Last to arrive is "Yaariyaan" with which the trend of roping in untried and untested vocals continues. The man of the moment this time around is Mohan Kanan and expectedly, he ends up impressing as well. A love song with a soothing setting to it, "Yaariyaan" is the kind that makes one hear it quite closely due to its unconventional lyrics and genre. A soft rock track which lasts over six minutes and still doesn't bore you one bit, "Yaariyaan" also boasts of some beautiful arrangements that only compliment an inherent melody that flows all along. Later in the song Shilpa Rao arrives and just as is expected from her, she adds good weight to the proceedings. Such strong is the impact that "Yaariyaan" creates that when the female version appears with Sunidhi Chauhan leading the charge (with Arijit Singh giving her good support), you are more than just enticed to play on the album all over again.
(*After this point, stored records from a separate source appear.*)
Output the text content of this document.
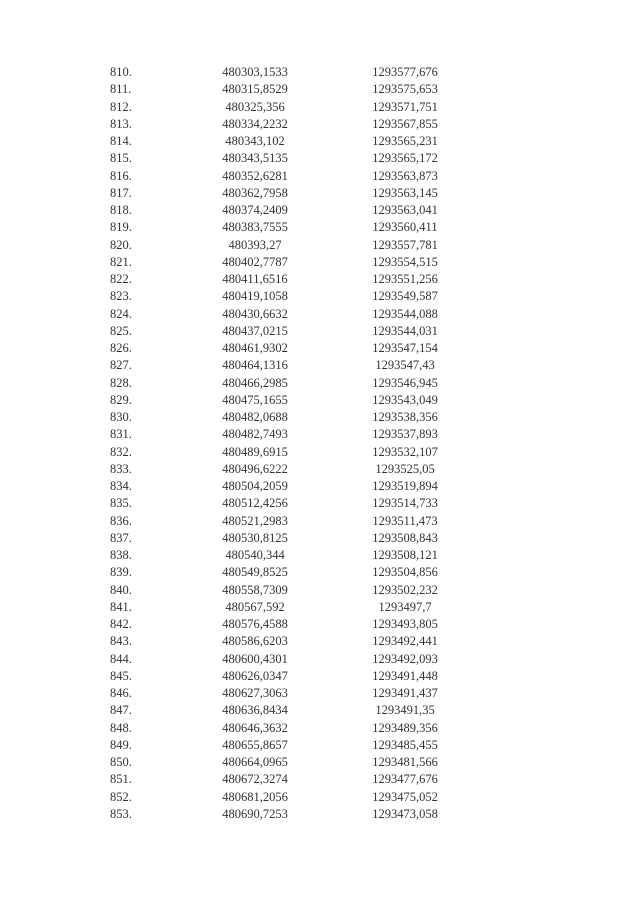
810.	480303,1533	1293577,676
811.	480315,8529	1293575,653
812.	480325,356	1293571,751
813.	480334,2232	1293567,855
814.	480343,102	1293565,231
815.	480343,5135	1293565,172
816.	480352,6281	1293563,873
817.	480362,7958	1293563,145
818.	480374,2409	1293563,041
819.	480383,7555	1293560,411
820.	480393,27	1293557,781
821.	480402,7787	1293554,515
822.	480411,6516	1293551,256
823.	480419,1058	1293549,587
824.	480430,6632	1293544,088
825.	480437,0215	1293544,031
826.	480461,9302	1293547,154
827.	480464,1316	1293547,43
828.	480466,2985	1293546,945
829.	480475,1655	1293543,049
830.	480482,0688	1293538,356
831.	480482,7493	1293537,893
832.	480489,6915	1293532,107
833.	480496,6222	1293525,05
834.	480504,2059	1293519,894
835.	480512,4256	1293514,733
836.	480521,2983	1293511,473
837.	480530,8125	1293508,843
838.	480540,344	1293508,121
839.	480549,8525	1293504,856
840.	480558,7309	1293502,232
841.	480567,592	1293497,7
842.	480576,4588	1293493,805
843.	480586,6203	1293492,441
844.	480600,4301	1293492,093
845.	480626,0347	1293491,448
846.	480627,3063	1293491,437
847.	480636,8434	1293491,35
848.	480646,3632	1293489,356
849.	480655,8657	1293485,455
850.	480664,0965	1293481,566
851.	480672,3274	1293477,676
852.	480681,2056	1293475,052
853.	480690,7253	1293473,058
'Cocktail' is a wonderful soundtrack which also boasts of best ensemble sound that one has heard this year so far. Pritam, Irshad Kamil, Saif Ali Khan and director Homi Adajania collaborate to create the kind of sound that ensures commercial results ("Tum Hi Ho Bandhu", "Daru Desi", "Tera Naam Japdi Phiran", "Main Sharaabi") while also bringing in a certain classiness ("Jugni", "Lutna", "Yaariyaan") to the affairs. In fact the album delivers much more than what one had expected from it and is inarguably one of the classiest that Pritam has composed since Saif's own 'Love Aaj Kal'.